The Internet can be used in many ways these days. Both positively and negatively, but comparatively it has many positives shades. People can become more active physically, lose a little weight, eat better, and reduce the usage of alcohol and tobacco when they are guided by the mobile services or internet programs.
The research ‘224 studies,’ conducted on the healthy adults, were published between 1990-2013. It has evaluated the effects of using mobile phones, Internet, personal sensors or stand-alone computer software tools.
The participants who were involved in the Internet interventions has improved their diets, lost body weight/fat, became more active, reduced the excessive usage of alcohol and tobacco.
American Heat Association stated, “Use of Mobile Devices, Social Media, and Crowdsourcing as Digital Strategies to Improve Emergency Cardiovascular Care.”
According to 23 years of research of Open Access Journal of the American Heart Association, “People are more likely to adopt heart healthy behaviors when guided and encouraged via the Internet, their cell phones or other devices.”
Ashkan Afshin, M.D., M.P.H., Sc.D., the assistant professor and lead study author said, “Both Internet-based and mobile-based programs can help people become more physically active, eat better and achieve modest weight loss over 3-12 months.”
Afshin also mentioned “Programs that have components such as goal-setting and self-monitoring and use multiple modes of communication with tailored messages tended to be more effective.

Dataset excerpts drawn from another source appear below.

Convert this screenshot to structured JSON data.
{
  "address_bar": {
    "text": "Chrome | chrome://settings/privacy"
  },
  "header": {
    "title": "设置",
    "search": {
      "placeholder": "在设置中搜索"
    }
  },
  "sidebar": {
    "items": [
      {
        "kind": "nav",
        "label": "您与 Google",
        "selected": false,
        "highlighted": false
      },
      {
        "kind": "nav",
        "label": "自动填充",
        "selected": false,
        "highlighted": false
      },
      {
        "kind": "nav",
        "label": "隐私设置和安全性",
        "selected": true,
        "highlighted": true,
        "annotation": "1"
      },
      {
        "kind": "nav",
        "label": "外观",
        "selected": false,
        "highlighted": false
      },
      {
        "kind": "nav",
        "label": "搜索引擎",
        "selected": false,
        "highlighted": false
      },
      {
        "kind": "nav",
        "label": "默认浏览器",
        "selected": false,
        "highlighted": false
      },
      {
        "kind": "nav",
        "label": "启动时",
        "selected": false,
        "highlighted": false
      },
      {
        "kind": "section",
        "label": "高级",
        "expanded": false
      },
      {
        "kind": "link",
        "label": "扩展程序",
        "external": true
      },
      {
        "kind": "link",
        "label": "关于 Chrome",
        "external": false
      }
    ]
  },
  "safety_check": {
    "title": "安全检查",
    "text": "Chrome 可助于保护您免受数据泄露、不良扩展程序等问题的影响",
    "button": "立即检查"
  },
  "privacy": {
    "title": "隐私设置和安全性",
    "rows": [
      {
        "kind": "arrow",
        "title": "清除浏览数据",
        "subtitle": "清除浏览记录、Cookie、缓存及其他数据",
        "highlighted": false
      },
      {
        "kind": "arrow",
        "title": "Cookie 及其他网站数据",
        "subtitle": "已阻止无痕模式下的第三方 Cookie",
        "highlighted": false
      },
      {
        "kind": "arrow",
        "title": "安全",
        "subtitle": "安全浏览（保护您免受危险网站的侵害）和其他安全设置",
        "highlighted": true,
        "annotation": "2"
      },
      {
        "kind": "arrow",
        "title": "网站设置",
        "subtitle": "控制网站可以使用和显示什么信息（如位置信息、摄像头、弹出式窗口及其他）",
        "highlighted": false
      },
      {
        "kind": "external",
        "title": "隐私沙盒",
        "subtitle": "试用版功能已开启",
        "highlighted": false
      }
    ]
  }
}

We also found these programs were more effective if they included some interactions with healthcare providers.
Clinicians, in particular in primary care settings, can use such programs to help people improve their lifestyle behaviors and reduce the risk of chronic disease, such as cardiovascular disease and diabetes.”
“Our study highlights several important gaps in current evidence on Internet-and mobile-based interventions. We need to evaluate their long-term value, effectiveness in different populations (such as the elderly and people from developing countries) and how different strategies may increase adherence to the programs,” said Afshin.
Most of the studies lasted less than six months, proving the little information as the available research is limited.